Все провозглашали тосты, все пили, и Сулла, с виду будто веселый, обнимая, целуя и благодаря Росция, крикнул кифаристам и мимам:
– Эй, дураки, что вы там делаете? Умеете только пить мое фалернское и обкрадывать меня, проклятые бездельники! Пусть вас сейчас же охватит вечный сон смерти!
Едва лишь смолкла ругань Суллы – он всегда отличался грубой речью и плоскими шутками, – музыканты снова заиграли и вместе с мимами и танцовщицами, которые подпевали им, принялись отплясывать танец сатиров. По окончании танцев на среднем столе, за которым возлежали Сулла и Росций, появилось невиданное жаркое: орел в полном оперении, точно живой; в клюве он держал лавровый венок с пурпуровой лентой, на которой золотыми буквами было написано «Sullae, Felici, Epafrodito», что означало: «Сулле Счастливому, любимцу Венеры». Прозвище Любимец Венеры особенно нравилось Сулле.
Под рукоплескания гостей Росций вынул венок из клюва орла и передал его Аттилии Ювентине, хорошенькой отпущеннице Суллы, сидевшей с ним рядом.
Аттилия Ювентина возложила поверх венка из роз, уже украшавшего голову Суллы, лавровый венок и нежным голосом сказала:
– Тебе, любимцу богов, тебе, непобедимому императору, эти лавры присудил восторг всего мира!
Сулла несколько раз поцеловал Аттилию, присутствующие зааплодировали, а Квинт Росций, встав с ложа, продекламировал своим чудесным голосом, с жестами, достойными великого актера, свои стихи.
Искусно введенные в текст намеки показывали, что Росций был не только замечательным актером, но и человеком тонкого ума. И снова в триклинии раздались рукоплескания, еще более шумные.
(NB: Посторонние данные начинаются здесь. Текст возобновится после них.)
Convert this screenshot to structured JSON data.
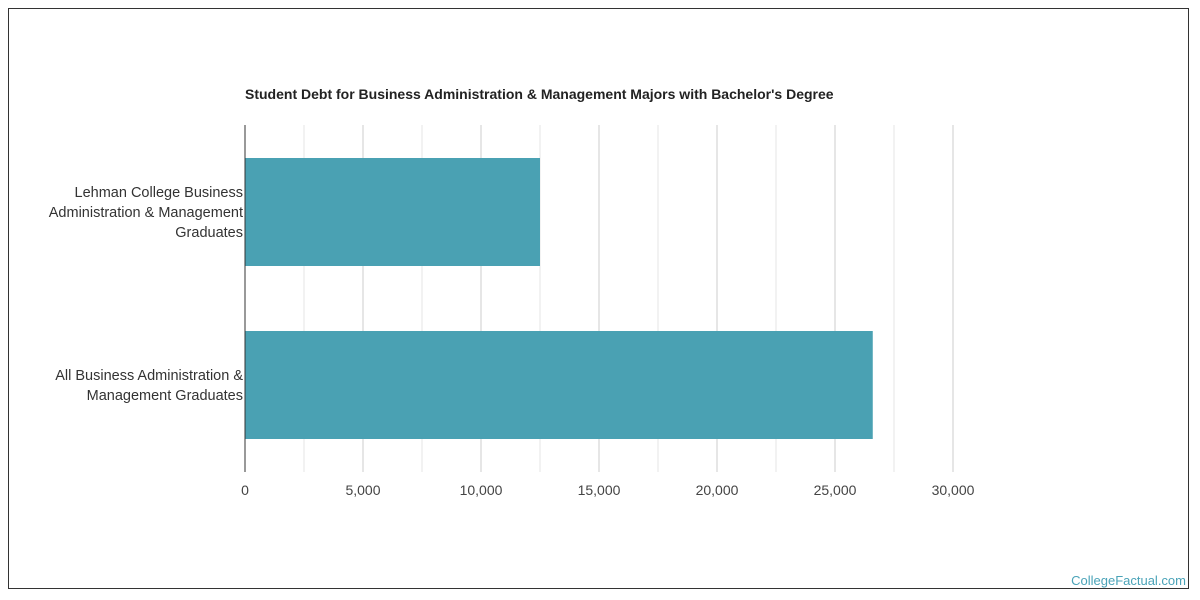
{
  "chart_data": {
    "type": "bar",
    "orientation": "horizontal",
    "title": "Student Debt for Business Administration & Management Majors with Bachelor's Degree",
    "categories": [
      [
        "Lehman College Business",
        "Administration & Management",
        "Graduates"
      ],
      [
        "All Business Administration &",
        "Management Graduates"
      ]
    ],
    "values": [
      12500,
      26600
    ],
    "xlim": [
      0,
      30000
    ],
    "xticks": [
      0,
      5000,
      10000,
      15000,
      20000,
      25000,
      30000
    ],
    "xtick_labels": [
      "0",
      "5,000",
      "10,000",
      "15,000",
      "20,000",
      "25,000",
      "30,000"
    ],
    "grid": true,
    "bar_color": "#4aa1b3"
  },
  "footer": {
    "watermark": "CollegeFactual.com"
  }
}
Тем временем Сулла ножом надрезал туловище орла в том месте, где была зашита кожа птицы, и на блюдо выпало множество яиц, которые тут же были поданы гостям; в каждом яйце оказалось мясо жареного бекаса под острым соусом. Все смаковали изысканное кушанье, превознося щедрость Суллы и искусство его повара, а двенадцать красивых рабынь-гречанок в голубых туниках обходили стол, наливая в чаши чудесное фалернское.
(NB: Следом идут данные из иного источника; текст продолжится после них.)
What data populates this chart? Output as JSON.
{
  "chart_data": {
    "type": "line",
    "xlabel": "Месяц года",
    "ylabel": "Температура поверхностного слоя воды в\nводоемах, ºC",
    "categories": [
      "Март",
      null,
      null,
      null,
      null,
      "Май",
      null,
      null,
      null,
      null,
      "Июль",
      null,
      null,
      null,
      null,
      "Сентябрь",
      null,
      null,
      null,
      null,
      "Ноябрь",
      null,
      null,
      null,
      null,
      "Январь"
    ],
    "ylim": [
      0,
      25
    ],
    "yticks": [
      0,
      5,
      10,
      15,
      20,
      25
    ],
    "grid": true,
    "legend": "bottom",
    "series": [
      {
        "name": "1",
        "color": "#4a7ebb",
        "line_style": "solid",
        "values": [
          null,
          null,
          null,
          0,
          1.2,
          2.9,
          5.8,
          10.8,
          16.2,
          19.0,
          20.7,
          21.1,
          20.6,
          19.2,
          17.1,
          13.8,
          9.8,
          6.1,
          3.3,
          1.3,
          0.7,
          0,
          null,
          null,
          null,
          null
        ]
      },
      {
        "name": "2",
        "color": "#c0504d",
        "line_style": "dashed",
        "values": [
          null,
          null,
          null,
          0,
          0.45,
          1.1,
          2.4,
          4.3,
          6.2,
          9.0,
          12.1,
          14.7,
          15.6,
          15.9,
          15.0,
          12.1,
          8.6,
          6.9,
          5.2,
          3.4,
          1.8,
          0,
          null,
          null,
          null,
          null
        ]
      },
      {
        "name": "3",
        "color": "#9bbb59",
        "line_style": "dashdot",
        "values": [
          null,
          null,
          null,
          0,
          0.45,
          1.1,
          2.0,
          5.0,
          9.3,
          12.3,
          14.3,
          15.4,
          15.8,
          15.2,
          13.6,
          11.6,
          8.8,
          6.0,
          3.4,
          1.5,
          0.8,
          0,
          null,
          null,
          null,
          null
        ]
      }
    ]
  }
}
Немного спустя была подана новая диковинка – огромный медовый пирог, на корке которого с изумительной точностью была вылеплена из теста круглая колоннада храма. Как только пирог был разрезан, оттуда вылетела стая воробьев – по числу гостей. У каждого воробья на шее была ленточка, а к ней был прикреплен подарок с именем гостя, которому он предназначался.
Новые рукоплескания и новый взрыв восхищения встретили это поразительное произведение искуснейшего повара Суллы. Долго шла шумная погоня за птицами, тщетно пытавшимися улететь из наглухо запертого зала, наконец диктатор прекратил эту охоту. Оторвавшись на мгновение от беседы с Ювентиной, он воскликнул:
– О, нынче вечером я в веселом расположении духа, и мне хотелось бы потешить вас зрелищем, редким на пирах… Послушайте меня, любимые друзья мои… Хотите увидеть в этом зале бой гладиаторов?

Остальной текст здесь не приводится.